Here are five key takeaways from today's results
1. Growth & Guidance: From street expectations of nearly 4 per cent plus sequential growth, Infy delivered 1.7 per cent. On top of it, the company cut growth guidance by a full 100 basis points (one basis point is one hundredth of 1 per cent). In constant currency it is now saying that it will grow between 10.5 and 12 per cent versus 11.5 to 13.5 per cent it had guided earlier.
2. Margins: In the past the company has prided itself on protecting margins and thus it has got a premium compared to peers on the exchanges. This quarter margin contracted by 138 basis points to 24.12 per cent. Clearly the company is facing pricing pressures.
3. Attrition: Annualised attrition at the company stood at 21 per cent compared to 17.3 per cent in the previous quarter. While the management tried to explain it away as something seasonal, it seemed to be worried enough to announce restricted stock grants to a section of employees, in order to retain talent.
4. Key Departures: While a few individuals leaving a company with an employee base of 1.97 lakh is unlikely to have significant impact, the fact that it has happened at senior levels is worrisome.
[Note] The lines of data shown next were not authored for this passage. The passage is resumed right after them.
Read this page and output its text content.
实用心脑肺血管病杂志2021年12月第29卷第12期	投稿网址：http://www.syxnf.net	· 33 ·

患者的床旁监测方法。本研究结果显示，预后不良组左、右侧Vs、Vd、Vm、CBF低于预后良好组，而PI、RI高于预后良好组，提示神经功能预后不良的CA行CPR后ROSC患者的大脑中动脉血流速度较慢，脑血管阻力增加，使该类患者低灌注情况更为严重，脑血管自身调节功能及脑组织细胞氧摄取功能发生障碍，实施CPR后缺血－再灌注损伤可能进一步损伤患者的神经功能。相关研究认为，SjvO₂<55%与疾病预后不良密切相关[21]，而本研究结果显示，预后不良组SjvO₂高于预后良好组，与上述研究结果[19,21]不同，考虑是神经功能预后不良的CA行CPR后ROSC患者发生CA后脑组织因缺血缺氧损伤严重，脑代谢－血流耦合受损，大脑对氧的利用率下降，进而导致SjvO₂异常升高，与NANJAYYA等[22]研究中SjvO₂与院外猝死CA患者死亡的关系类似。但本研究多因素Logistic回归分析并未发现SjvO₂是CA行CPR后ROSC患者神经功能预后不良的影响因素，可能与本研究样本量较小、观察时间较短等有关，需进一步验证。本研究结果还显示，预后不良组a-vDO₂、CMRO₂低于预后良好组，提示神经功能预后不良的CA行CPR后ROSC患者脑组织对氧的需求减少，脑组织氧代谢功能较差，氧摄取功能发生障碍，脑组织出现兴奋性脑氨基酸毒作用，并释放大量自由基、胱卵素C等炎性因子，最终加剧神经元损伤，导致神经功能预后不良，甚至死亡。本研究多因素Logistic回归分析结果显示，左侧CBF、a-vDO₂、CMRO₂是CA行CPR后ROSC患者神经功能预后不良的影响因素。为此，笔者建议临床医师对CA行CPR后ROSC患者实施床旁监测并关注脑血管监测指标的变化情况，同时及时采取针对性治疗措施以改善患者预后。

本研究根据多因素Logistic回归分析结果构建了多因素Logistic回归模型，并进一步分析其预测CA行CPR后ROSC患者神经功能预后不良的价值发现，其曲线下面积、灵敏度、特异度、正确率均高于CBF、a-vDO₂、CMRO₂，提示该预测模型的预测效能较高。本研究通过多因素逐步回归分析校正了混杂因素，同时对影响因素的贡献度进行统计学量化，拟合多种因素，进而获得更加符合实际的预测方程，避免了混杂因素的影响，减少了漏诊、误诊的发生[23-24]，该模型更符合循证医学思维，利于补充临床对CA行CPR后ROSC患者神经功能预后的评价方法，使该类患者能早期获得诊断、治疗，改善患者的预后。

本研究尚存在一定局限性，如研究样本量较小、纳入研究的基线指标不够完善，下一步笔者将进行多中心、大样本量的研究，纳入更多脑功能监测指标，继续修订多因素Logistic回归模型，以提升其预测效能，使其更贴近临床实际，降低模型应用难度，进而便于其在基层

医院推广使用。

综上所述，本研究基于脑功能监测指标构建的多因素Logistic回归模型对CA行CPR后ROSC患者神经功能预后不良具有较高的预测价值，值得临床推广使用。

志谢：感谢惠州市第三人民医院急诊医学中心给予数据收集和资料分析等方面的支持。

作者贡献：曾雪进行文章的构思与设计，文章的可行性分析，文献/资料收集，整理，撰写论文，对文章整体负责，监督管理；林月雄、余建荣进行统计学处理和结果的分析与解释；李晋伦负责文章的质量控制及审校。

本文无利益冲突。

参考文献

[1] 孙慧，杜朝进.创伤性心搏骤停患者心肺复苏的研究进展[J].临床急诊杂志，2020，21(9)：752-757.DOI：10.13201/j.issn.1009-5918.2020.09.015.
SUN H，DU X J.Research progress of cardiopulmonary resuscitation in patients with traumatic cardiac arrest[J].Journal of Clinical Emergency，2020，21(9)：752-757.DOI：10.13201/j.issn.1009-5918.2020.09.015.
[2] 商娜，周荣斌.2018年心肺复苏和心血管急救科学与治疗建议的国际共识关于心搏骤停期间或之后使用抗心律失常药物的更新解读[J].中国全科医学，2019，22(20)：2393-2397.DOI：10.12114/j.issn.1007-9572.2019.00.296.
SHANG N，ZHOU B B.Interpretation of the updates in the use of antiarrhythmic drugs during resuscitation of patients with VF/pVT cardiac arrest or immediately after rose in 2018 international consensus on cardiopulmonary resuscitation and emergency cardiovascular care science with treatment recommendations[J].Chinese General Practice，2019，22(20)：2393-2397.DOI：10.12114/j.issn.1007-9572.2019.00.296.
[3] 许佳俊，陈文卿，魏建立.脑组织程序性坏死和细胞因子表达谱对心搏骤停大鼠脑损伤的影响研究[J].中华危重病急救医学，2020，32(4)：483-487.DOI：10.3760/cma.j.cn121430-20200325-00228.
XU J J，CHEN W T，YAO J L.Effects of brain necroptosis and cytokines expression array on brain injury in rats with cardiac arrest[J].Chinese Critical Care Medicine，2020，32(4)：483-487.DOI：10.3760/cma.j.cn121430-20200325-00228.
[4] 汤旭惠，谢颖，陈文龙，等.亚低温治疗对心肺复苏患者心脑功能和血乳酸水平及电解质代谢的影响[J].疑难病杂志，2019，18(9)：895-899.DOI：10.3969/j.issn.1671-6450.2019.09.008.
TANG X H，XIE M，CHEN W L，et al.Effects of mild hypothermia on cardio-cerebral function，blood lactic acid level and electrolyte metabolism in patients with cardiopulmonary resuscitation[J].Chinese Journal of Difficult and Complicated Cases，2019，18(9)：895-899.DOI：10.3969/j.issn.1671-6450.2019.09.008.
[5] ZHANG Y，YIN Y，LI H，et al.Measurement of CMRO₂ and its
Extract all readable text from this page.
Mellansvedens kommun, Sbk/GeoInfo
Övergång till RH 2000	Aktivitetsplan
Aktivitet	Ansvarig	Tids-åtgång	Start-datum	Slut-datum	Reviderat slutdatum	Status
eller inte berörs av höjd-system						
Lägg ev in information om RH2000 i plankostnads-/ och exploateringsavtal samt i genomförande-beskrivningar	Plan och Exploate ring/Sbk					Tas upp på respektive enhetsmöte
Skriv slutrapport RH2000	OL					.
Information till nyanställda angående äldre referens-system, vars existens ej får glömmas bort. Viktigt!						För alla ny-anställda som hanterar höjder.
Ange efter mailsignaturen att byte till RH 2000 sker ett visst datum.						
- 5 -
Infosys was plagued by high turnover in C-Suite before Sikka's arrival as the CEO. The departure of one of his handpicked lieutenants Samson David who led the crucial AI (Artificial Intelligence) offering of the company should be cause for concern along with other senior departures. More so as David was a veteran at the company.
5. Management Commentary: Just about a month ago, COO Pravin Rao had reiterated to analysts the company's growth numbers. What changed in a month for the company to deliver underwhelming numbers is something which the market will be wondering. While management commentary continued to be upbeat about medium to long-term goals, markets might start discounting some of those statements.